How to enable autosave whenever I run a script either modified or unmodified?

That is one way to use it. For a few uses, I’ve used the markdown text (made direct or from a conversion like you show) as a template and then used Python’s replace to fill in details for a specific case and produced an actual notebook. Then do the same to produce a similar notebook but with different details. So I can produce a series of similar notebooks where the details inside them differ. Maybe I am making a different notebook for each set of data where the data structure is all similar while the details differ.

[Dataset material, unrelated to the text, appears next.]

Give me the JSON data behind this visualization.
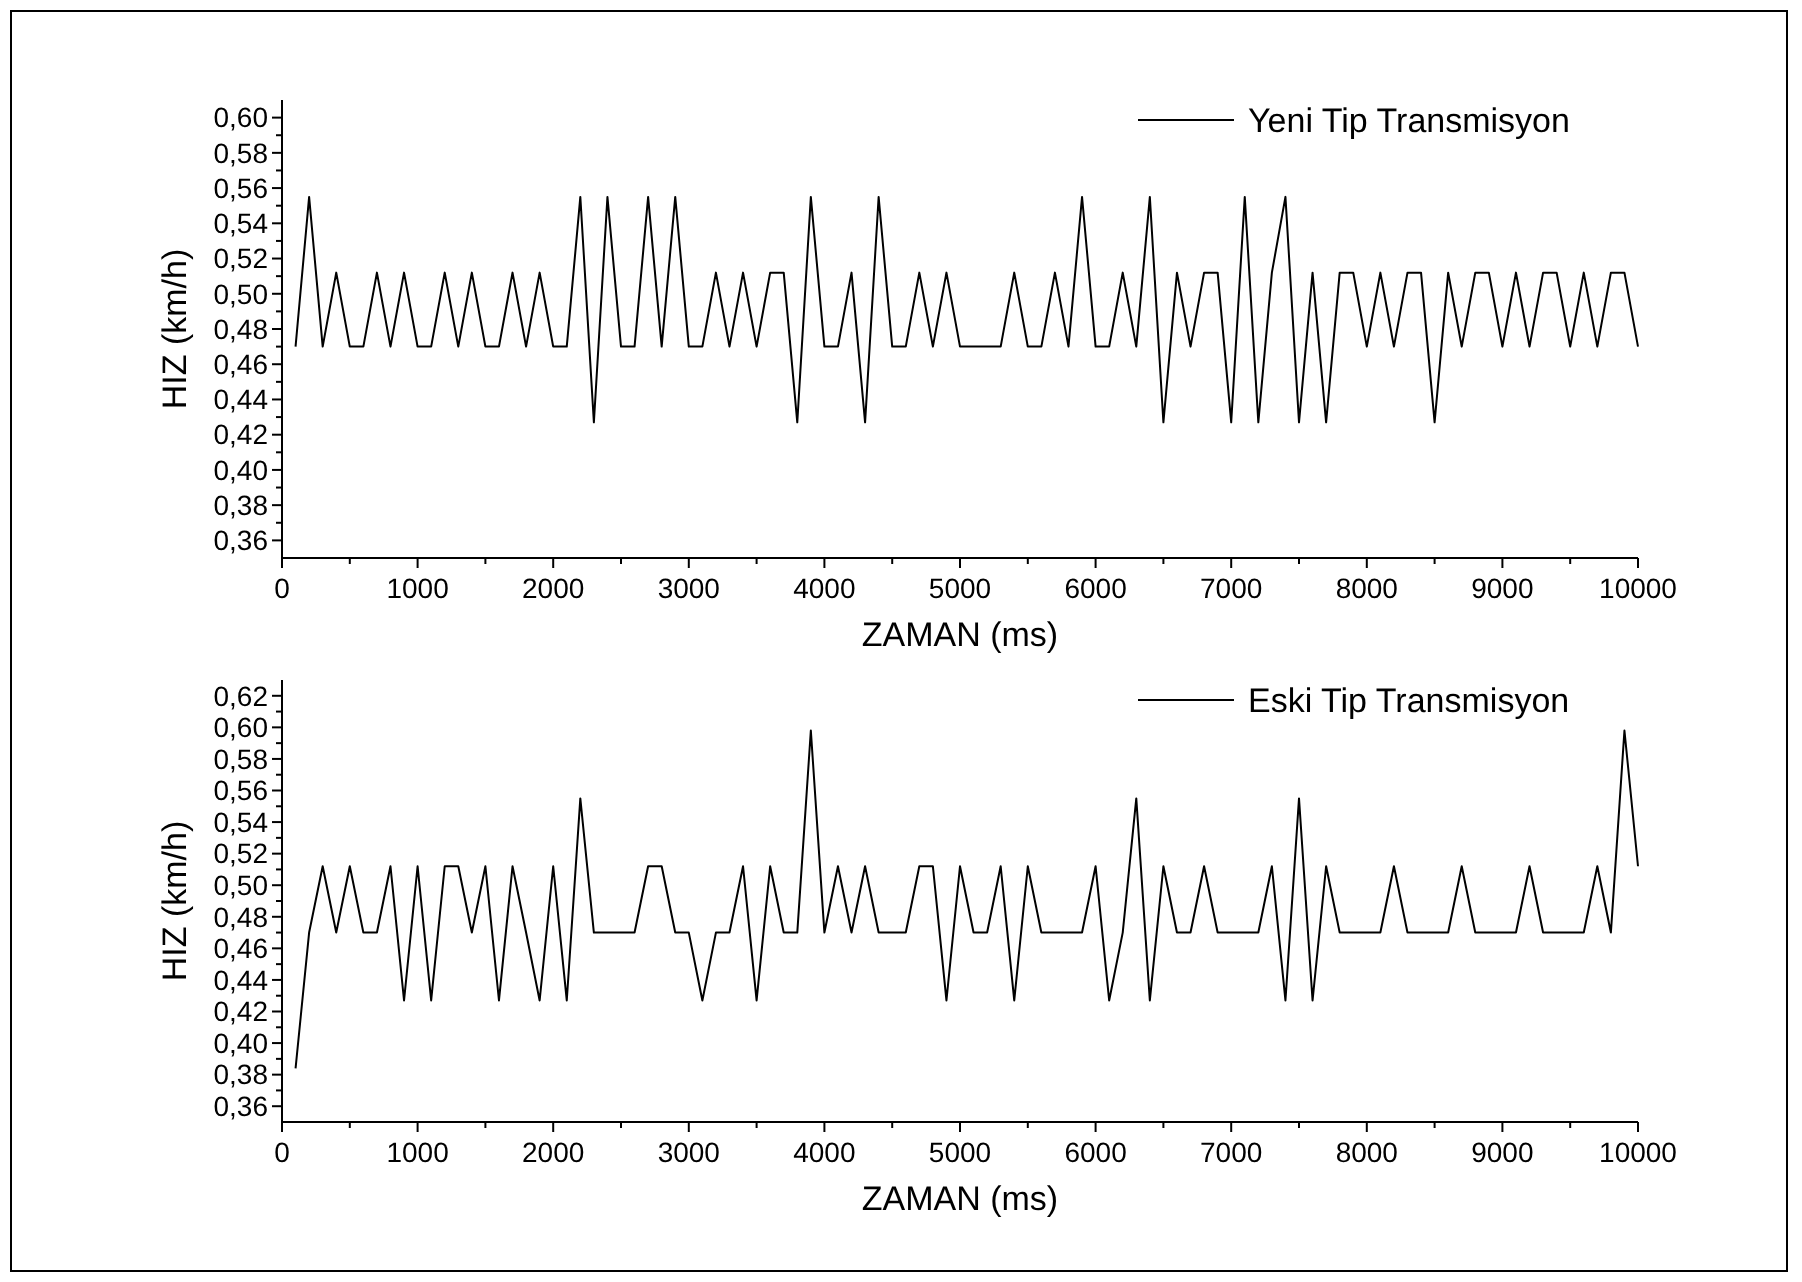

I think some people like using the markdown form as a way to track changes in git more easily, see this discussion thread for that and other reasonings for the text-based form. Traditionally places like GitHub and GitLab didn’t do a good job at marking clear diff represenations of notebooks because they are really json underlying and have a lot of meta data that changes with every new version. (This is being improved; I think GitLab announced some special handling they’ve added so when you browse notebooks the diff representation looks nice and clear.) So using the markdown form as the main form of the notebook was a way to more easily track changes.

Markdown at its core is just text. It’s designed to be read easily in text editor just as text but you can also invoke other rendering engines on the text. Most of the README files in my Github repo are markdown. You’ll notice by default that Gtihub renders it fancy. See an example here; you can click Raw button in the upper left and see the raw text. It’s still fairly human readable but doesn’t look as fancy on the page.